Still another possibility is that there were changes within the CCGs in the donor pool. The unit removed 59 CCGs participating as new care models vanguards, but innovation is also happening elsewhere. That said, the synthetic control areas were formed from several CCGs and this limits the contribution that any one CCG makes towards the findings. Moreover, it is unlikely that changes to national policy affected the relative difference in outcomes between Northumberland CCG and the synthetic control area.

The report considered the changes from the perspective of the Northumberland PACS, and therefore focused on outcomes for people living in the Northumberland CCG. However, Northumbria Healthcare also serves the surrounding areas and, for example, there may have been impacts on people living in North Tyneside that were not captured by this analysis. The report has also been restricted to examining impacts on hospital use, due to limitations with the existing data sets. Ideally, future studies would consider the impact on the use of primary and community care, as well as care processes within the hospital

(such as waiting times for diagnostic tests), clinical outcomes (such as infections), patient outcomes, mortality rates and patient satisfaction. In the absence of these data, care must be taken when interpreting the findings in this report, since shorter lengths of stay or lower admission rates do not always indicate better patient outcomes or lower cost.

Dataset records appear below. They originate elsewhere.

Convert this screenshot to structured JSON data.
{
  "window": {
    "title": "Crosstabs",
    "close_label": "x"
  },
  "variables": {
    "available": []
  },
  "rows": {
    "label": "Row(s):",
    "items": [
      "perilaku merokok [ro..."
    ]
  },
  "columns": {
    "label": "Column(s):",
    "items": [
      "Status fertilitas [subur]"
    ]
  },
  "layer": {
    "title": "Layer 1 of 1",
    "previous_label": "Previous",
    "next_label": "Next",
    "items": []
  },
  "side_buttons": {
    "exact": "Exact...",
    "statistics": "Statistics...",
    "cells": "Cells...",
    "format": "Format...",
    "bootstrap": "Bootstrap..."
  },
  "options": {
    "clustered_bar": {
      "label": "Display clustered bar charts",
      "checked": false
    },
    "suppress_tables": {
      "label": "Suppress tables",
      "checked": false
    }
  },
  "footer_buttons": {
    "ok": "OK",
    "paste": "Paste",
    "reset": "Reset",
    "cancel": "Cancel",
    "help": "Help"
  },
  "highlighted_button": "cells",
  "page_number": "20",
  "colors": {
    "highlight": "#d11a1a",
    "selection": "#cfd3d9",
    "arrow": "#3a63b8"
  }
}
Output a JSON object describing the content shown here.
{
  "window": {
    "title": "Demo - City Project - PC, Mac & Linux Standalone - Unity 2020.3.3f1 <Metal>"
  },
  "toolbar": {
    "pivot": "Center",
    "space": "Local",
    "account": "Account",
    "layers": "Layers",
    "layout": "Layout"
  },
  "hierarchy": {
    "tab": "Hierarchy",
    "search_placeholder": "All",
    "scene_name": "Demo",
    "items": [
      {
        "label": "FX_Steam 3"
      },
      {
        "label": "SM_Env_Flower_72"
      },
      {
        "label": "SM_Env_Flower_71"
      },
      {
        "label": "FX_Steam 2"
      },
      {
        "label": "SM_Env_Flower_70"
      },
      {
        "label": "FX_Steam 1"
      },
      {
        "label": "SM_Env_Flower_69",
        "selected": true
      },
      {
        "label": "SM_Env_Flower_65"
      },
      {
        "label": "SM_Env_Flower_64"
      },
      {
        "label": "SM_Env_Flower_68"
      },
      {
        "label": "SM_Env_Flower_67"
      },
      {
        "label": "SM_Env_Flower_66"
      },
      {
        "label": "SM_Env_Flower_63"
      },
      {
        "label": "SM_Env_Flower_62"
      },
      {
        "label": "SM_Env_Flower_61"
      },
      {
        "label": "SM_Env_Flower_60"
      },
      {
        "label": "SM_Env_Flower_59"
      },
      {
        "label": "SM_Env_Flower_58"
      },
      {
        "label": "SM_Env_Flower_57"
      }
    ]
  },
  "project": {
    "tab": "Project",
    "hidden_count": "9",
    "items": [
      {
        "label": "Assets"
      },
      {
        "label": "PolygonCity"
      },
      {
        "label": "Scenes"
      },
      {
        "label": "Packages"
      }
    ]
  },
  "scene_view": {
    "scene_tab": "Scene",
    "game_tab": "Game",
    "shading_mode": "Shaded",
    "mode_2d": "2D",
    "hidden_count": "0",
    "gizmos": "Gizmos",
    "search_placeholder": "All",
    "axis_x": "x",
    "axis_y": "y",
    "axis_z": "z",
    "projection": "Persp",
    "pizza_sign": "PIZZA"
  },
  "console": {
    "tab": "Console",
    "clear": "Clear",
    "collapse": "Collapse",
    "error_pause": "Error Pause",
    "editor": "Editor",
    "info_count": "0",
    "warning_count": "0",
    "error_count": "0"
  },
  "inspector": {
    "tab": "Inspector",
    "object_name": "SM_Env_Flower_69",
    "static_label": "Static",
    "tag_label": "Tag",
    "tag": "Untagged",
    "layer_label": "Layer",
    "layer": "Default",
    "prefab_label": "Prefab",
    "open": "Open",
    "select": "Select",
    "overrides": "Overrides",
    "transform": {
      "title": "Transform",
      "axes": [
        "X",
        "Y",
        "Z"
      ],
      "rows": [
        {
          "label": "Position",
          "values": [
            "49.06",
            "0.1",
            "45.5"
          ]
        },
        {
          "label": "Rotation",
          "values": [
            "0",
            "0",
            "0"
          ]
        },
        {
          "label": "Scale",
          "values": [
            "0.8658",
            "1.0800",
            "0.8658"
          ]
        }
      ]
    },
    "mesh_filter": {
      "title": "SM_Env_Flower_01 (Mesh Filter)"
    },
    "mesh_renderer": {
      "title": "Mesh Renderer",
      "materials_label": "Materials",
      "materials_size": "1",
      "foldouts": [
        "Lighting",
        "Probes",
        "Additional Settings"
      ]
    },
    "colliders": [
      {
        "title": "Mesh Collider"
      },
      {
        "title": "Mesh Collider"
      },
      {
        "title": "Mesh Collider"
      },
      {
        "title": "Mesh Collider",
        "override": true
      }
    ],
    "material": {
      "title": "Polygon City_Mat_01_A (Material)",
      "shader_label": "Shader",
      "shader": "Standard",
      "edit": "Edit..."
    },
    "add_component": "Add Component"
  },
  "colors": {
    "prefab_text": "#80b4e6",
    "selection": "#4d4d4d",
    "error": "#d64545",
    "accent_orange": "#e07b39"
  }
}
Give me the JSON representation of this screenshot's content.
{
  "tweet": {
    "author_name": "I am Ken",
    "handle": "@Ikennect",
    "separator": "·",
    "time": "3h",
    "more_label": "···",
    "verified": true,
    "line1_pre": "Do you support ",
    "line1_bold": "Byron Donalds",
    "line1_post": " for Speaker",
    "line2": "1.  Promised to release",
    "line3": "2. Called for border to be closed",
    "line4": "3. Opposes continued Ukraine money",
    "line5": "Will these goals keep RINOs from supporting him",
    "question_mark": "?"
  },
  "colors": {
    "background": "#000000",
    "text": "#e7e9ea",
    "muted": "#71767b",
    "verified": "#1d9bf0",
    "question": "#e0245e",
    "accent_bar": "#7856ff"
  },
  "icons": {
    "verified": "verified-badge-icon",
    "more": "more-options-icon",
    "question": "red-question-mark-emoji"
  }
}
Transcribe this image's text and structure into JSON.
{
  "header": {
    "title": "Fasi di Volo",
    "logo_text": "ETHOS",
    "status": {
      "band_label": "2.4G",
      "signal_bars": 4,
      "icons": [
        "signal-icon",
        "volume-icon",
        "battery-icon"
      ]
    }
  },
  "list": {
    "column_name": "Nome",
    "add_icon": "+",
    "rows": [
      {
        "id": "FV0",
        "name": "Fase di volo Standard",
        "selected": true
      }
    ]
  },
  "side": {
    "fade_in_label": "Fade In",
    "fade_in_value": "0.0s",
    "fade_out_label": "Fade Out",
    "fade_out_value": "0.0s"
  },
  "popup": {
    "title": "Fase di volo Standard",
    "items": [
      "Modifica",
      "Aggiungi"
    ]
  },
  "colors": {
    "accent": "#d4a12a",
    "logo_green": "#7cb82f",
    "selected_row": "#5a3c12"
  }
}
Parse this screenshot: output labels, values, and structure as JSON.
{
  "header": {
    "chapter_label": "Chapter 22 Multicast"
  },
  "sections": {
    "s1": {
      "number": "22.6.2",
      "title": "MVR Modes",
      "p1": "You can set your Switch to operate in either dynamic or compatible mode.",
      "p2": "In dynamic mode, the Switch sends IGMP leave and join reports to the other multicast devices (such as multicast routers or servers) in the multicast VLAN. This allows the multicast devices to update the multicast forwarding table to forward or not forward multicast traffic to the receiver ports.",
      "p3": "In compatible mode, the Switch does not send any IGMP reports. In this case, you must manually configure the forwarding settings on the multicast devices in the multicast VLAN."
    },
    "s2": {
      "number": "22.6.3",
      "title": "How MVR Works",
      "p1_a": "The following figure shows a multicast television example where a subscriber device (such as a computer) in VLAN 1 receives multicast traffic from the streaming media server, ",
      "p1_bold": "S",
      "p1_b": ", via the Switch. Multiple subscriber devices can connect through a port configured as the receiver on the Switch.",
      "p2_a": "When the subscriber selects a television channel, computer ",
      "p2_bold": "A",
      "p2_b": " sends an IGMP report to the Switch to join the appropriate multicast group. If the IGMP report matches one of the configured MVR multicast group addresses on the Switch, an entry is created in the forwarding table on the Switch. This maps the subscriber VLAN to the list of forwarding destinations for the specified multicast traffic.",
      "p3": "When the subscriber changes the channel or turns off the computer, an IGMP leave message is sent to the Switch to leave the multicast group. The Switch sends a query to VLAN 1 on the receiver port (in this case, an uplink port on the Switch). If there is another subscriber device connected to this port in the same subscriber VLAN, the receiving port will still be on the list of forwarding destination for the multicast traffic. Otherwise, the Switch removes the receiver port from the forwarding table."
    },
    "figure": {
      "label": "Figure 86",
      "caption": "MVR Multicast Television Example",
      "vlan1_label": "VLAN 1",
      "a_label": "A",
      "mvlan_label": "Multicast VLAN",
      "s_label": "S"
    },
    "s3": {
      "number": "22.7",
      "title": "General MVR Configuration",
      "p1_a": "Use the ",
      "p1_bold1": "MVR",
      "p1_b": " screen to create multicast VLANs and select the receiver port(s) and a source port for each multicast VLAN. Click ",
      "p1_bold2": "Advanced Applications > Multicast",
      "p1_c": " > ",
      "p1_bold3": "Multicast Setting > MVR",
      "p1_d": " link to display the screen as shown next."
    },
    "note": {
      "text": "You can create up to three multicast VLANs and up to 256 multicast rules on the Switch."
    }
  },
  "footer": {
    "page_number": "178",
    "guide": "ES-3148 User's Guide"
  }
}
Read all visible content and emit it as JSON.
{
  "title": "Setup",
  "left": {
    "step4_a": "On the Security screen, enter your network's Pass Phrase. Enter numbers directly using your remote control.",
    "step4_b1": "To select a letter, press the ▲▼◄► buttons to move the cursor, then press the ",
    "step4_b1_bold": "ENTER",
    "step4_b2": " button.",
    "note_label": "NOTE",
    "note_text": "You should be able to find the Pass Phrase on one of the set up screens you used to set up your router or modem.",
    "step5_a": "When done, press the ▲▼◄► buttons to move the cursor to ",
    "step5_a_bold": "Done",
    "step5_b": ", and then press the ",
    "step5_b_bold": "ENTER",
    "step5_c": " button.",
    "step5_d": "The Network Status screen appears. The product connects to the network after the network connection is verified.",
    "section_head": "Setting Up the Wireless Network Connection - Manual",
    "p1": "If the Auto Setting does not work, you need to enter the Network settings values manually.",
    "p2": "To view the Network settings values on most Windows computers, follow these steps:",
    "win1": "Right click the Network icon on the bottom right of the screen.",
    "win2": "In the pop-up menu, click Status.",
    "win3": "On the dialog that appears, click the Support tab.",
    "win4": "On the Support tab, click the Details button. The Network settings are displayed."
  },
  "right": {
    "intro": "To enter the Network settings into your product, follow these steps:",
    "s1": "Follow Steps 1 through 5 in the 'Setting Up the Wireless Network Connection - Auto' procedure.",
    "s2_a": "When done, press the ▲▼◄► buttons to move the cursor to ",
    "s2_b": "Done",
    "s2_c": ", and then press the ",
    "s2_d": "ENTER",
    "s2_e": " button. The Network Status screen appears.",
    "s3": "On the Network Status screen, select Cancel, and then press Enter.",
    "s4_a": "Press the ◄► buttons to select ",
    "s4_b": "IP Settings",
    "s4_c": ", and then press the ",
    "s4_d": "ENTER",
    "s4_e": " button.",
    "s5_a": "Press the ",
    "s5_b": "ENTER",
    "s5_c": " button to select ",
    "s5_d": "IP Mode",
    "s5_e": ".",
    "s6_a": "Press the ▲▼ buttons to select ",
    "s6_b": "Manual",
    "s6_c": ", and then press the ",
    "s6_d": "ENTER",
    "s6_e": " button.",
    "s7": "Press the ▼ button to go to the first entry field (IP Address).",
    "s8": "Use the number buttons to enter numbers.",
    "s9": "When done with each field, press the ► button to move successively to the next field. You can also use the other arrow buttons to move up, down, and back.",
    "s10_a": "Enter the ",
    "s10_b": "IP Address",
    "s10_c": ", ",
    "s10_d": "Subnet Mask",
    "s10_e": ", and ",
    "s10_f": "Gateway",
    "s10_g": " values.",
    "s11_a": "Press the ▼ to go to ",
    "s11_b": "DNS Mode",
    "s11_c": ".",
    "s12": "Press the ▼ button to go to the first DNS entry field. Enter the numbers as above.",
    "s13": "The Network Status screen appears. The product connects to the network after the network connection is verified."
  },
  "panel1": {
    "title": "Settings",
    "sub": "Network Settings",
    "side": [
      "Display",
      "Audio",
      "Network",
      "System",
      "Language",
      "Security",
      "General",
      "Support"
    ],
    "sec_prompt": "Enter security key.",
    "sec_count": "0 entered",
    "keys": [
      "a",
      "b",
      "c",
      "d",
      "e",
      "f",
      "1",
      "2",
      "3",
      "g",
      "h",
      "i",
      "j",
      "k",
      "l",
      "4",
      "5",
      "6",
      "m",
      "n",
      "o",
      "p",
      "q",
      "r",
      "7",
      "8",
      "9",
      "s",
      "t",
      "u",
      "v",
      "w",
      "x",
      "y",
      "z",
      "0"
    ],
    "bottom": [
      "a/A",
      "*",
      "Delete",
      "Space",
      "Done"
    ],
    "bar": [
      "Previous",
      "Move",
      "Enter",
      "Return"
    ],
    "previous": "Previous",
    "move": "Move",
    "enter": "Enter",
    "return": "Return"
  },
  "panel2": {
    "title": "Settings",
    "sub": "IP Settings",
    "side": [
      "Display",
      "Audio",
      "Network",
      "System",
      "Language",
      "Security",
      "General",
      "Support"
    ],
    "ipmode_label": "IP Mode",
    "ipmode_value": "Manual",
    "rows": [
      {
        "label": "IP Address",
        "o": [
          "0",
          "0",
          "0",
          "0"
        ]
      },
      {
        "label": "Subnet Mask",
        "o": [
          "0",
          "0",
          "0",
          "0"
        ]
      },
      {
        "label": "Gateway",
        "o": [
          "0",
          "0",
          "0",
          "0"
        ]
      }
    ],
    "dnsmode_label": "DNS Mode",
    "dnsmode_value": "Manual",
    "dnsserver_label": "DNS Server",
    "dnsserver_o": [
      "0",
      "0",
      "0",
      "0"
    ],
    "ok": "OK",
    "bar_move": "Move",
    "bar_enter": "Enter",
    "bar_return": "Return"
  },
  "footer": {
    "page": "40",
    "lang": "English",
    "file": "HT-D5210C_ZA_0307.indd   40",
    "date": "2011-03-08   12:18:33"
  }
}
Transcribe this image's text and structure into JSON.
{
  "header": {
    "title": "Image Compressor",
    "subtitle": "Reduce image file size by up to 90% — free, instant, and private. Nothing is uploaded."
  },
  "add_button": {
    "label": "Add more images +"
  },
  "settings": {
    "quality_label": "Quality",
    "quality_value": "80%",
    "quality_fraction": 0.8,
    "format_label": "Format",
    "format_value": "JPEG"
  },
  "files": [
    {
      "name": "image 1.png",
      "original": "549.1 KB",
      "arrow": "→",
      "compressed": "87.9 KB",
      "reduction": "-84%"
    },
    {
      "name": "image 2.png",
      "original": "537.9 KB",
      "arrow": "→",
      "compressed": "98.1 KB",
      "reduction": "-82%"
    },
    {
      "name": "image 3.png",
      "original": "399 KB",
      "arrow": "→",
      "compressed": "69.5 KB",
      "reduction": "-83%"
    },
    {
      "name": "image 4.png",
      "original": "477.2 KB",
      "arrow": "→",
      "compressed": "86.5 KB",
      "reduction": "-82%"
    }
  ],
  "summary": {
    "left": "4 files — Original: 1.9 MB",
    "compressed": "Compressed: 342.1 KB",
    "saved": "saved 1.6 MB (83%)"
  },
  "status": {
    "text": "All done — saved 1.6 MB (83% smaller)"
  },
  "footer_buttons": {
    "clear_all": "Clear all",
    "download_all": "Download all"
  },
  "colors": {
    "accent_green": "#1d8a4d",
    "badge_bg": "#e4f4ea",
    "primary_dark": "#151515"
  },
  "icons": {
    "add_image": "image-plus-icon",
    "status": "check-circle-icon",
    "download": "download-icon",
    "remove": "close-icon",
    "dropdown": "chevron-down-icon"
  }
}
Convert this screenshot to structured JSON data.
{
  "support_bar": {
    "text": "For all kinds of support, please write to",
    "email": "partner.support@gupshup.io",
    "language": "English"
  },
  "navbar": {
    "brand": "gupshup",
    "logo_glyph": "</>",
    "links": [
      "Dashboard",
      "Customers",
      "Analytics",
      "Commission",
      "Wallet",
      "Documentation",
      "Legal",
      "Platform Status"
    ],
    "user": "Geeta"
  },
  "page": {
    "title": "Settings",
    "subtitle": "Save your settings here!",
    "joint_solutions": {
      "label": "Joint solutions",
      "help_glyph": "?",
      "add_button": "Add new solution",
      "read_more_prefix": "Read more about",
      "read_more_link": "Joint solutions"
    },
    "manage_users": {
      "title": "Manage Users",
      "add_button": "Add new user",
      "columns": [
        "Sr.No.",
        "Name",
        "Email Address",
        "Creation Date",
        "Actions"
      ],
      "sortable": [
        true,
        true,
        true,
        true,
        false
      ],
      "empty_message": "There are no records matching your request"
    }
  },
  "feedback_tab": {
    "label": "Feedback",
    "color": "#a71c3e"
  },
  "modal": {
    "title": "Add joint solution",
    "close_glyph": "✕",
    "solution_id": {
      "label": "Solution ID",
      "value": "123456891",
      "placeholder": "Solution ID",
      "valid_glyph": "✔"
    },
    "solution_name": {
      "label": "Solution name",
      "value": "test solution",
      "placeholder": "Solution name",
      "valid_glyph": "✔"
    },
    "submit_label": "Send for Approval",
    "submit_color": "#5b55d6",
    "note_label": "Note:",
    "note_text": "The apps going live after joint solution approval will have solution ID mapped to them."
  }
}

There were also limitations in how hospital use was recorded, since it was not possible, for example, to distinguish between admissions to inpatient departments and admissions to ambulatory care units. Northumbria Healthcare records both of these as inpatient admissions in the SUS data, but receives lower reimbursement for the ambulatory care units, reflecting the lower intensity of the care provided. It is possible that reductions in emergency admissions to inpatient departments were missed if these were disguised by increases in the number of admissions to the ambulatory care units, or shifts in the definitions used over time.